Gli studenti di design industriale della Iowa State University hanno trascorso lo scorso semestre alle prese con questo problema. In un corso tenuto da Daniel Neubauer, professore di design industriale, hanno escogitato idee per l'aldilà delle partizioni acriliche trovate in giro per l'università.

Non biodegradabile per progettazione, il plexiglass o il polimetilmetacrilato non sono facili da riciclare. Trovare usi praticabili per il plexiglass dopo la pandemia è particolarmente imperativo perché produrlo richiede già una notevole quantità di energia.

“Le lastre acriliche hanno un impatto ambientale notevole”, scrive nel blog Materia Rinnovabile Antonella Ilaria Totaro, esperta di economia circolare dell’Università di Torino. "Oltre ai materiali fossili utilizzati per produrre il plexiglass, la luce solare che colpisce le lastre rilascia nell'atmosfera particelle di anidride carbonica. Per questo motivo, da molti anni gli scienziati evidenziano la necessità di ridurre il più possibile l'uso delle lastre acriliche."

Cosa si può realizzare con il plexiglass? Quasi tutto, dice Neubauer. "Il plexiglass è il materiale più trasparente, più economico e più simile al vetro sul mercato", spiega. "Abbiamo fatto molti esperimenti con esso. Può essere tagliato? Può essere formato? Può essere rimodellato? Può essere fuso e utilizzato in una sorta di nuovo modo da cui tradizionalmente ci teniamo lontani perché è così difficile da fare? Può essere macinato? E la risposta alla maggior parte di queste domande è stata "sì, ma". È stato davvero interessante vedere le possibilità."

I suoi studenti hanno realizzato oggetti semplici come contenitori da scrivania, piccoli scaffali e portachiavi. L’esperimento più ambizioso prevedeva la macinazione e la fusione delle lastre acriliche per creare anelli commemorativi di laurea, un souvenir adatto per gli studenti privati ​​di una vera e propria cerimonia di inizio a causa della pandemia.

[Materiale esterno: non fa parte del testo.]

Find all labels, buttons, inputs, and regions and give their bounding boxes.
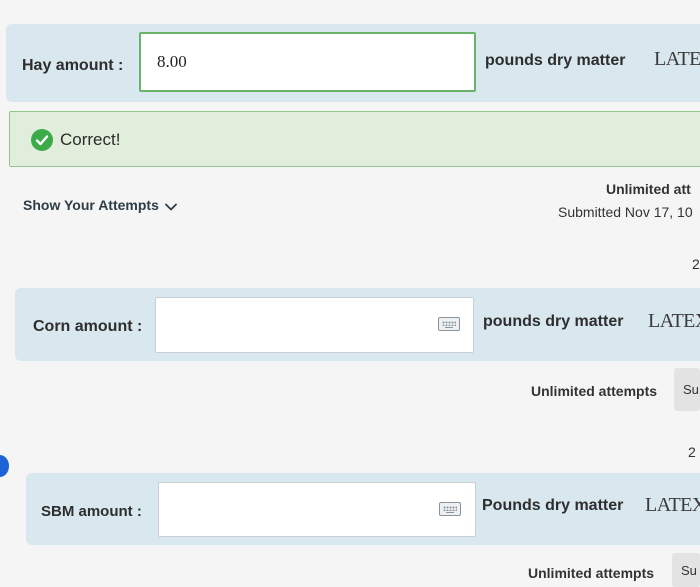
sbm-submit-button[interactable]: Su (672, 553, 700, 587)
sbm-attempts-status: Unlimited attempts (528, 565, 655, 581)
hay-amount-input[interactable]: 8.00 (139, 32, 476, 92)
sbm-units: Pounds dry matter (482, 497, 624, 514)
hay-label: Hay amount : (22, 57, 124, 74)
show-attempts-label: Show Your Attempts (23, 197, 159, 213)
sbm-label: SBM amount : (41, 503, 142, 520)
corn-attempts-status: Unlimited attempts (531, 383, 658, 399)
sbm-amount-input[interactable] (158, 482, 476, 537)
progress-marker-dot[interactable] (0, 455, 9, 477)
corn-label: Corn amount : (33, 318, 143, 335)
corn-units: pounds dry matter (483, 313, 624, 330)
sbm-latex-link[interactable]: LATEX (645, 494, 700, 517)
correct-message: Correct! (60, 130, 121, 149)
corn-points: 2 (688, 444, 696, 460)
hay-attempts-status: Unlimited att (606, 181, 691, 197)
hay-amount-value: 8.00 (157, 52, 187, 71)
hay-latex-link[interactable]: LATEX (654, 48, 700, 71)
show-attempts-toggle[interactable]: Show Your Attempts (23, 197, 177, 214)
hay-points: 2 (692, 256, 700, 272)
sbm-keyboard-icon[interactable] (439, 502, 461, 516)
corn-latex-link[interactable]: LATEX (648, 310, 700, 333)
corn-amount-input[interactable] (155, 297, 474, 353)
check-circle-icon (31, 129, 53, 151)
hay-submitted-time: Submitted Nov 17, 10 (558, 204, 693, 220)
corn-submit-button[interactable]: Su (674, 368, 700, 411)
corn-keyboard-icon[interactable] (438, 317, 460, 331)
corn-submit-label: Su (683, 382, 699, 397)
chevron-down-icon (164, 198, 177, 214)
hay-units: pounds dry matter (485, 52, 626, 69)
sbm-submit-label: Su (681, 562, 697, 578)
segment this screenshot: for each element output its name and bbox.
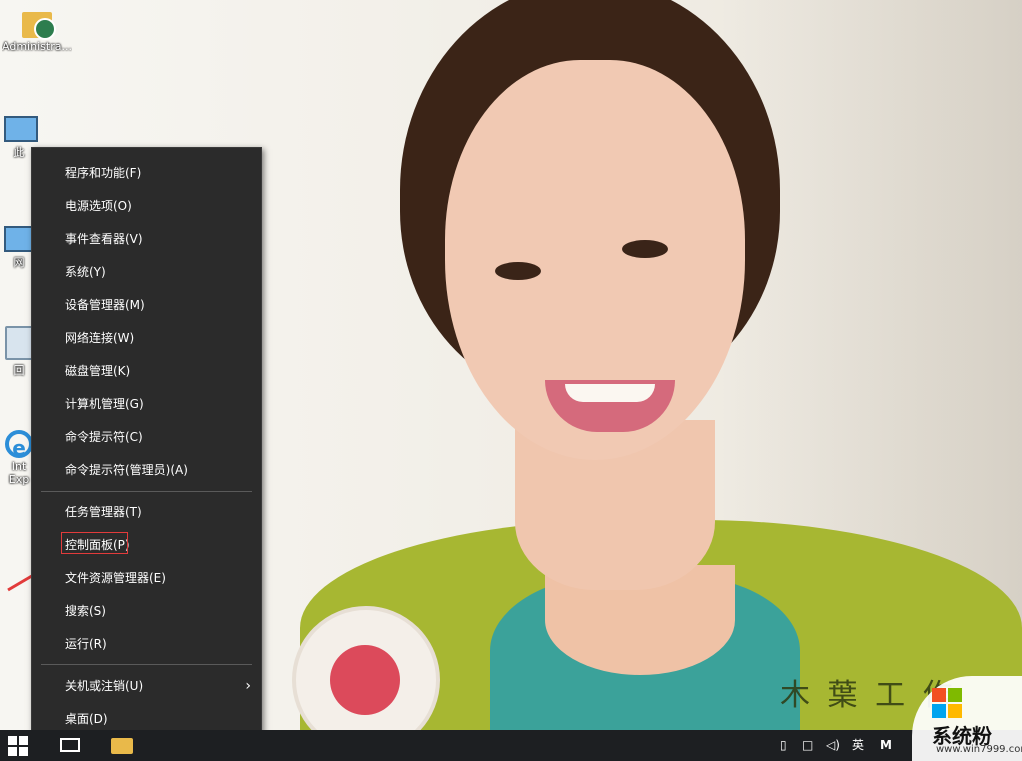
desktop-icon-label: 网: [13, 256, 25, 269]
menu-item-disk-management[interactable]: 磁盘管理(K): [32, 355, 261, 388]
menu-item-label: 设备管理器(M): [65, 298, 145, 312]
menu-item-task-manager[interactable]: 任务管理器(T): [32, 496, 261, 529]
menu-item-label: 程序和功能(F): [65, 166, 142, 180]
menu-item-computer-management[interactable]: 计算机管理(G): [32, 388, 261, 421]
wallpaper-eye: [622, 240, 668, 258]
windows-logo-icon: [932, 688, 962, 718]
menu-item-label: 运行(R): [65, 637, 107, 651]
menu-item-label: 关机或注销(U): [65, 679, 144, 693]
desktop-icon-recycle-bin[interactable]: 回: [4, 326, 34, 378]
ime-mode-indicator[interactable]: M: [880, 730, 892, 761]
winx-context-menu: 程序和功能(F) 电源选项(O) 事件查看器(V) 系统(Y) 设备管理器(M)…: [31, 147, 262, 743]
wallpaper-badge-center: [330, 645, 400, 715]
menu-item-label: 命令提示符(管理员)(A): [65, 463, 188, 477]
menu-item-label: 磁盘管理(K): [65, 364, 131, 378]
ime-indicator[interactable]: 英: [852, 730, 864, 761]
start-icon[interactable]: [8, 736, 28, 756]
menu-item-system[interactable]: 系统(Y): [32, 256, 261, 289]
menu-item-label: 事件查看器(V): [65, 232, 143, 246]
task-view-icon[interactable]: [60, 738, 80, 752]
desktop-icon-label: Exp: [8, 473, 30, 486]
user-folder-icon: [22, 12, 56, 40]
desktop-icon-label: Int: [11, 460, 27, 473]
desktop-icon-label: Administra...: [2, 40, 72, 53]
menu-item-label: 网络连接(W): [65, 331, 135, 345]
volume-icon[interactable]: ◁): [826, 730, 840, 761]
menu-item-search[interactable]: 搜索(S): [32, 595, 261, 628]
menu-item-command-prompt[interactable]: 命令提示符(C): [32, 421, 261, 454]
desktop-icon-user-folder[interactable]: Administra...: [2, 12, 72, 53]
desktop-icon-network[interactable]: 网: [4, 226, 38, 270]
menu-item-event-viewer[interactable]: 事件查看器(V): [32, 223, 261, 256]
menu-separator: [41, 491, 252, 492]
menu-item-label: 系统(Y): [65, 265, 106, 279]
menu-item-network-connections[interactable]: 网络连接(W): [32, 322, 261, 355]
chevron-right-icon: ›: [245, 678, 251, 694]
menu-item-label: 任务管理器(T): [65, 505, 142, 519]
desktop-icon-internet-explorer[interactable]: e Int Exp: [4, 430, 34, 486]
recycle-bin-icon: [5, 326, 33, 360]
menu-item-programs-features[interactable]: 程序和功能(F): [32, 157, 261, 190]
internet-explorer-icon: e: [5, 430, 33, 460]
menu-item-label: 命令提示符(C): [65, 430, 143, 444]
menu-item-shutdown-signout[interactable]: 关机或注销(U) ›: [32, 670, 261, 703]
menu-separator: [41, 664, 252, 665]
menu-item-label: 搜索(S): [65, 604, 106, 618]
brand-url: www.win7999.com: [936, 744, 1022, 755]
menu-item-run[interactable]: 运行(R): [32, 628, 261, 661]
menu-item-power-options[interactable]: 电源选项(O): [32, 190, 261, 223]
usb-icon[interactable]: ▯: [780, 730, 787, 761]
taskbar: ▯ □ ◁) 英 M: [0, 730, 1022, 761]
this-pc-icon: [4, 116, 38, 142]
menu-item-label: 计算机管理(G): [65, 397, 144, 411]
wallpaper-eye: [495, 262, 541, 280]
control-panel-highlight-box: [61, 532, 128, 554]
menu-item-device-manager[interactable]: 设备管理器(M): [32, 289, 261, 322]
menu-item-command-prompt-admin[interactable]: 命令提示符(管理员)(A): [32, 454, 261, 487]
menu-item-label: 电源选项(O): [65, 199, 132, 213]
menu-item-label: 文件资源管理器(E): [65, 571, 166, 585]
file-explorer-icon[interactable]: [111, 738, 133, 754]
desktop-icon-label: 此: [13, 146, 25, 159]
wallpaper-teeth: [565, 384, 655, 402]
desktop-icon-this-pc[interactable]: 此: [4, 116, 38, 160]
network-tray-icon[interactable]: □: [802, 730, 813, 761]
desktop-icon-label: 回: [13, 364, 25, 377]
menu-item-file-explorer[interactable]: 文件资源管理器(E): [32, 562, 261, 595]
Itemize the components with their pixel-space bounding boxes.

Se maneggiato correttamente, Neubauer afferma che il plexiglass può essere utilizzato per realizzare mobili più grandi, come sedie o podi per altoparlanti, come ha fatto uno studente.

Neubauer afferma che il gruppo ha appreso che il plexiglass tende a perdere la sua qualità simile al vetro quando viene fuso e ricostituito. "Devi abbassare le tue aspettative su ciò che potresti ottenere quando esegui determinati processi, ma ciò non significa che non ci siano un centinaio di altre cose che puoi realizzare con esso."

Trovare usi creativi per i materiali di scarto evoca una lunga tradizione di designer preoccupati del consumo. Gli stilisti sono particolarmente abili nel recuperare beni destinati alla discarica, osserva Neubauer. Ad esempio, il designer di abbigliamento Daniel Silverstein, conosciuto con il soprannome di "Zero Waste Daniel", cerca materiali nel quartiere della moda di New York e realizza pezzi unici con ciò che trova.